I am sure reams of paper have been archived regarding this topic. I don't claim to be a philosophy scholar or linguist nor have I had any "formal" education on the subject matter. The following, of course, are just my own thoughts.
As with anyone's worldview, mine has been shaped by the various experiences I've had in my relatively short life. I haven't the inclination to explain every experience I've had or to write a compiled treatise of the various works I've read through the years that have shaped my thinking. My intent is not to write extensive biographies on the people in history that have formed my political—and really, my life—philosophy.
My sole purpose of this article is to explain how to initiate a productive political conversation. I'm not being smug and, really, the tips are relevant to any conversation one might have.
When playing any game, participants must know the rules. A conversation is no different, and certainly a productive one is no game. When starting a conversation with someone, at least three concepts must be understood:
- One's entire belief system can not be discussed in one sitting.

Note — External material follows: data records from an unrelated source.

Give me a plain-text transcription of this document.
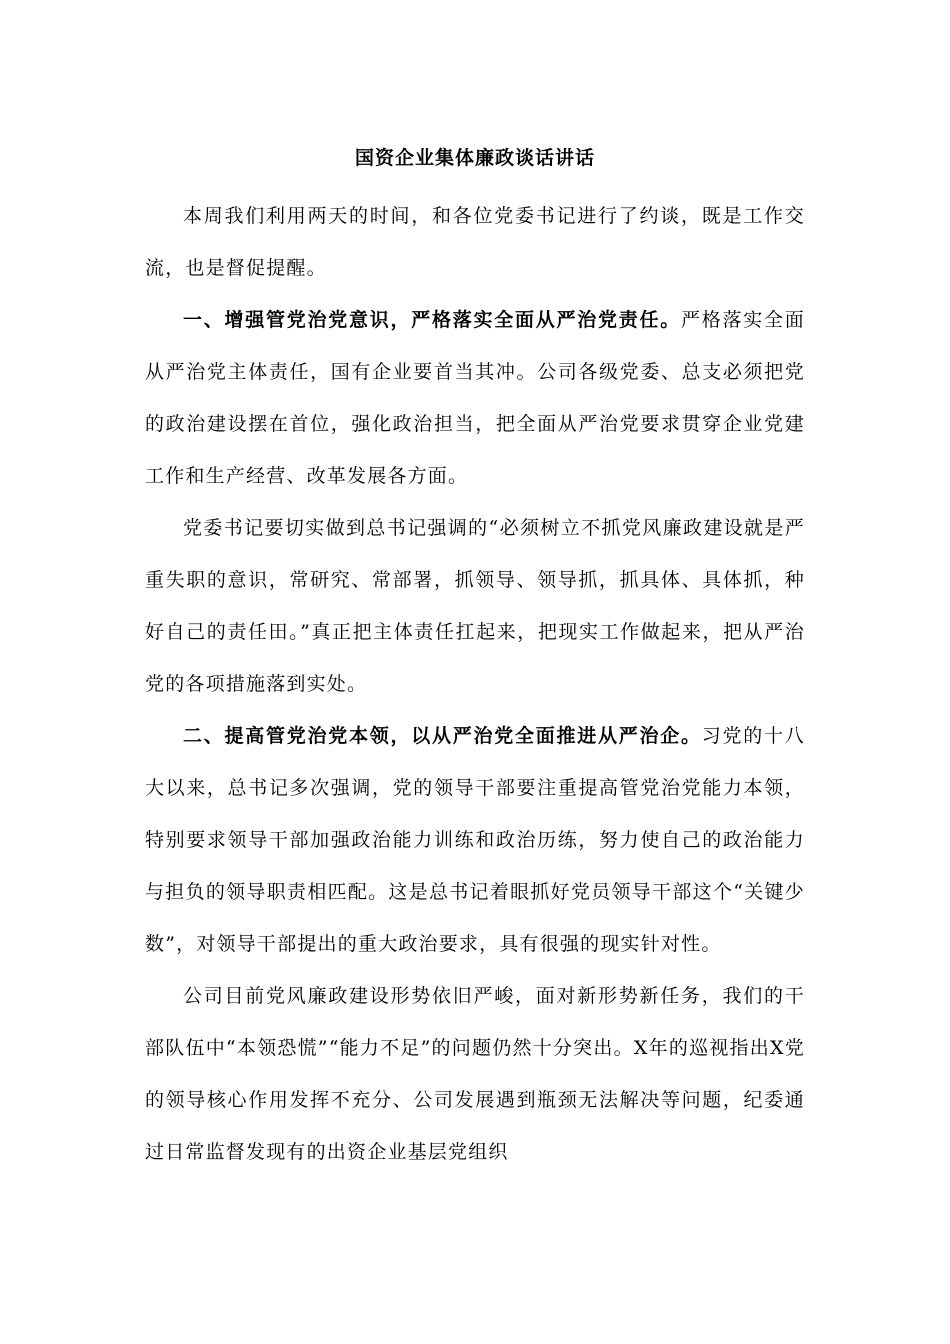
国资企业集体廉政谈话讲话

本周我们利用两天的时间，和各位党委书记进行了约谈，既是工作交流，也是督促提醒。

一、增强管党治党意识，严格落实全面从严治党责任。严格落实全面从严治党主体责任，国有企业要首当其冲。公司各级党委、总支必须把党的政治建设摆在首位，强化政治担当，把全面从严治党要求贯穿企业党建工作和生产经营、改革发展各方面。

党委书记要切实做到总书记强调的“必须树立不抓党风廉政建设就是严重失职的意识，常研究、常部署，抓领导、领导抓，抓具体、具体抓，种好自己的责任田。”真正把主体责任扛起来，把现实工作做起来，把从严治党的各项措施落到实处。

二、提高管党治党本领，以从严治党全面推进从严治企。习党的十八大以来，总书记多次强调，党的领导干部要注重提高管党治党能力本领，特别要求领导干部加强政治能力训练和政治历练，努力使自己的政治能力与担负的领导职责相匹配。这是总书记着眼抓好党员领导干部这个“关键少数”，对领导干部提出的重大政治要求，具有很强的现实针对性。

公司目前党风廉政建设形势依旧严峻，面对新形势新任务，我们的干部队伍中“本领恐慌”“能力不足”的问题仍然十分突出。X年的巡视指出X党的领导核心作用发挥不充分、公司发展遇到瓶颈无法解决等问题，纪委通过日常监督发现有的出资企业基层党组织
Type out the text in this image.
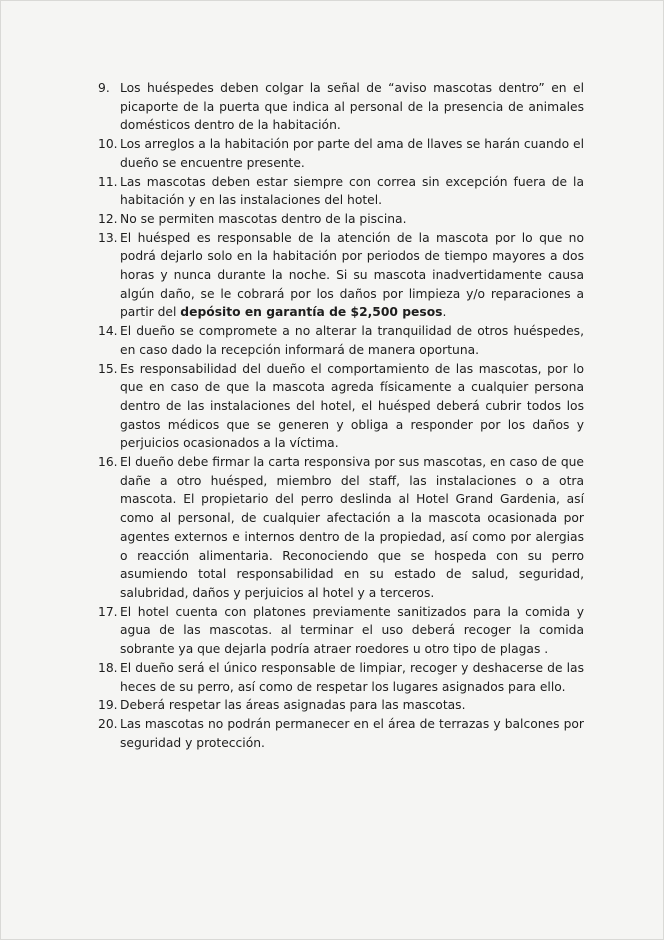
9. Los huéspedes deben colgar la señal de “aviso mascotas dentro” en el picaporte de la puerta que indica al personal de la presencia de animales domésticos dentro de la habitación.
10. Los arreglos a la habitación por parte del ama de llaves se harán cuando el dueño se encuentre presente.
11. Las mascotas deben estar siempre con correa sin excepción fuera de la habitación y en las instalaciones del hotel.
12. No se permiten mascotas dentro de la piscina.
13. El huésped es responsable de la atención de la mascota por lo que no podrá dejarlo solo en la habitación por periodos de tiempo mayores a dos horas y nunca durante la noche. Si su mascota inadvertidamente causa algún daño, se le cobrará por los daños por limpieza y/o reparaciones a partir del depósito en garantía de $2,500 pesos.
14. El dueño se compromete a no alterar la tranquilidad de otros huéspedes, en caso dado la recepción informará de manera oportuna.
15. Es responsabilidad del dueño el comportamiento de las mascotas, por lo que en caso de que la mascota agreda físicamente a cualquier persona dentro de las instalaciones del hotel, el huésped deberá cubrir todos los gastos médicos que se generen y obliga a responder por los daños y perjuicios ocasionados a la víctima.
16. El dueño debe firmar la carta responsiva por sus mascotas, en caso de que dañe a otro huésped, miembro del staff, las instalaciones o a otra mascota. El propietario del perro deslinda al Hotel Grand Gardenia, así como al personal, de cualquier afectación a la mascota ocasionada por agentes externos e internos dentro de la propiedad, así como por alergias o reacción alimentaria. Reconociendo que se hospeda con su perro asumiendo total responsabilidad en su estado de salud, seguridad, salubridad, daños y perjuicios al hotel y a terceros.
17. El hotel cuenta con platones previamente sanitizados para la comida y agua de las mascotas. al terminar el uso deberá recoger la comida sobrante ya que dejarla podría atraer roedores u otro tipo de plagas .
18. El dueño será el único responsable de limpiar, recoger y deshacerse de las heces de su perro, así como de respetar los lugares asignados para ello.
19. Deberá respetar las áreas asignadas para las mascotas.
20. Las mascotas no podrán permanecer en el área de terrazas y balcones por seguridad y protección.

- The conversation is the beginning—and will not be the end—of a productive conversation that will take place over time.
- A tenacious commitment to the understanding and action of the above two concepts.
While engaging others in political matters, filter the conversation (and pointedly, the person) through the following three dichotomies:
As much as I do not like to label and generalize folks, it is somehow ingrained into the human mind. The human mind groups things. This is fact.